- Hollis Johnson
- Ray Dalio’s Bridgewater Associates has upped its bet against European stocks to $22 billion.
- The world’s largest hedge fund has short positions on some of the continent’s largest and most recognizable companies, including Adidas, Deutsche Bank and Daimler.
Bridgewater Associates, the world’s largest hedge fund founded by billionaire Ray Dalio, has upped its bet against European stocks, according to regulatory documents filed Wednesday.
The Connecticut-based fund, which manages about $150 billion, has a total short bet of $22 billion against some of the largest companies in Europe, according to a 13F filed Thursday. The document is a required quarterly disclosure for large fund managers.

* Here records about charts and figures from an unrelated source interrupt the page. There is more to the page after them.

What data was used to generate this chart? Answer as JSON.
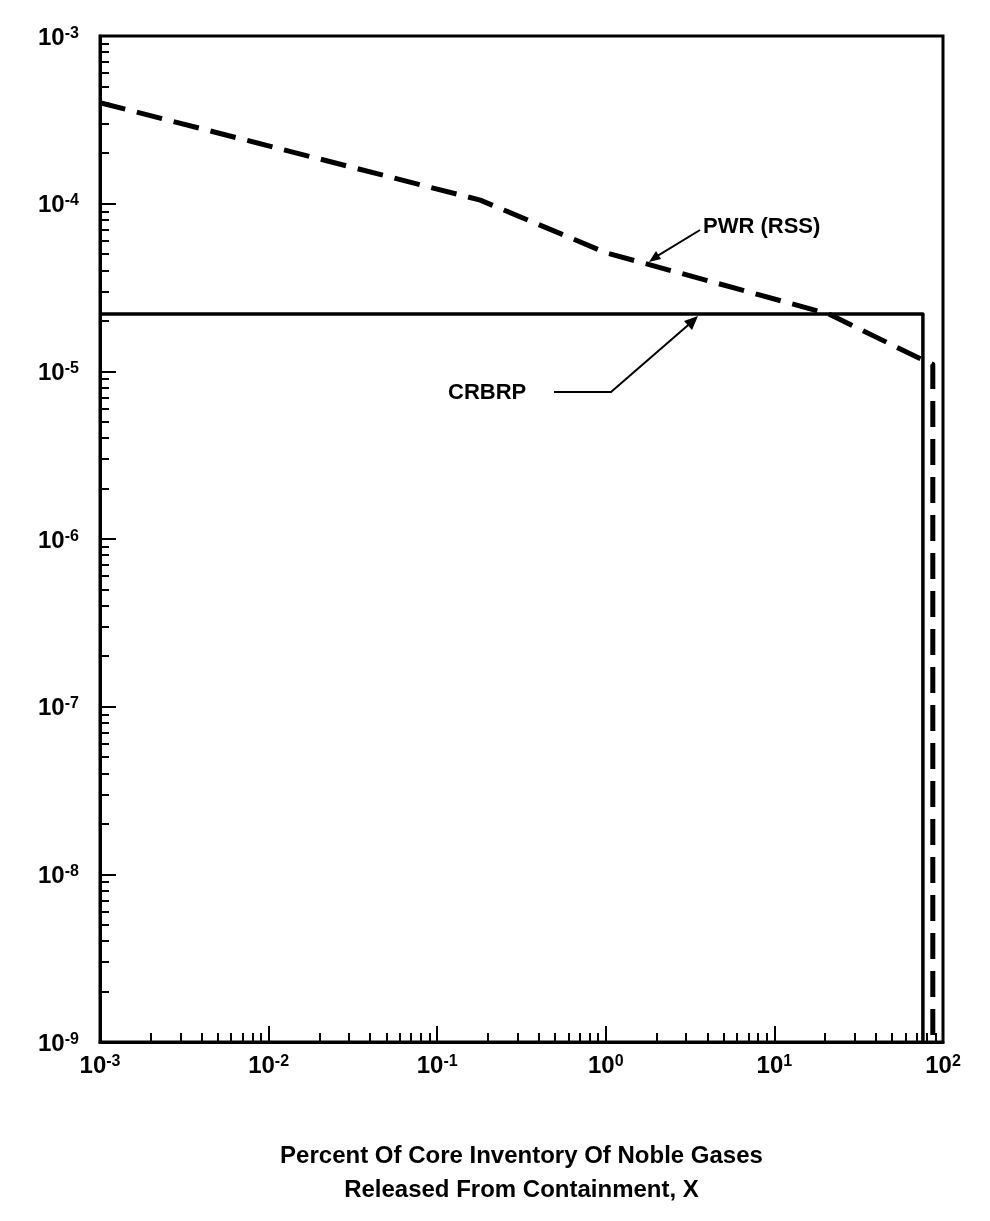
{
  "chart_data": {
    "type": "line",
    "xlabel": "Percent Of Core Inventory Of Noble Gases\nReleased From Containment, X",
    "log": "xy",
    "grid": false,
    "legend": false,
    "marker": "none",
    "xlim": [
      0.001,
      100
    ],
    "ylim": [
      1e-09,
      0.001
    ],
    "xticks": [
      {
        "value": 0.001,
        "label": "10$^{-3}$"
      },
      {
        "value": 0.01,
        "label": "10$^{-2}$"
      },
      {
        "value": 0.1,
        "label": "10$^{-1}$"
      },
      {
        "value": 1,
        "label": "10$^{0}$"
      },
      {
        "value": 10,
        "label": "10$^{1}$"
      },
      {
        "value": 100,
        "label": "10$^{2}$"
      }
    ],
    "yticks": [
      {
        "value": 1e-09,
        "label": "10$^{-9}$"
      },
      {
        "value": 1e-08,
        "label": "10$^{-8}$"
      },
      {
        "value": 1e-07,
        "label": "10$^{-7}$"
      },
      {
        "value": 1e-06,
        "label": "10$^{-6}$"
      },
      {
        "value": 1e-05,
        "label": "10$^{-5}$"
      },
      {
        "value": 0.0001,
        "label": "10$^{-4}$"
      },
      {
        "value": 0.001,
        "label": "10$^{-3}$"
      }
    ],
    "series": [
      {
        "name": "PWR (RSS)",
        "color": "#000000",
        "line_style": "dashed",
        "x": [
          0.001,
          0.18,
          1,
          21,
          72,
          87,
          87
        ],
        "values": [
          0.0004,
          0.000105,
          5.1e-05,
          2.2e-05,
          1.2e-05,
          1.1e-05,
          1e-09
        ]
      },
      {
        "name": "CRBRP",
        "color": "#000000",
        "line_style": "solid",
        "x": [
          0.001,
          76,
          76
        ],
        "values": [
          2.2e-05,
          2.2e-05,
          1e-09
        ]
      }
    ]
  }
}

Here are the firm’s biggest short bets against European companies, from the filing:
- Unilever: $1.03 billion
- Total: $1.017 billion
- Siemens: $970 million
- SAP: $925.2 million
- Allianz: $878.2 million
Because the filings cover the entire quarter, it’s not clear when exactly the fund made the short bets, or if it owns more short positions than long. However, an investor in Bridgewater’s Pure Alpha Major Markets strategy told Reuters earlier this month the firm was slightly long European stocks.
Short bets, or those that are profitable when a stock declines in price, could be a sign the firm is bearish on European equities or the European economy as a whole. Such positions are a mainstay of hedge fund investing.
“Recent spurts in stimulations, growth, and wage numbers signaled that the cycle is a bit ahead of where I thought it was,” founder Ray Dalio wrote on LinkedIn this week.
“Frankly, it seems to be inappropriate oversight to not be talking about the chances of a recession and what that recession might look like prior to the next election.”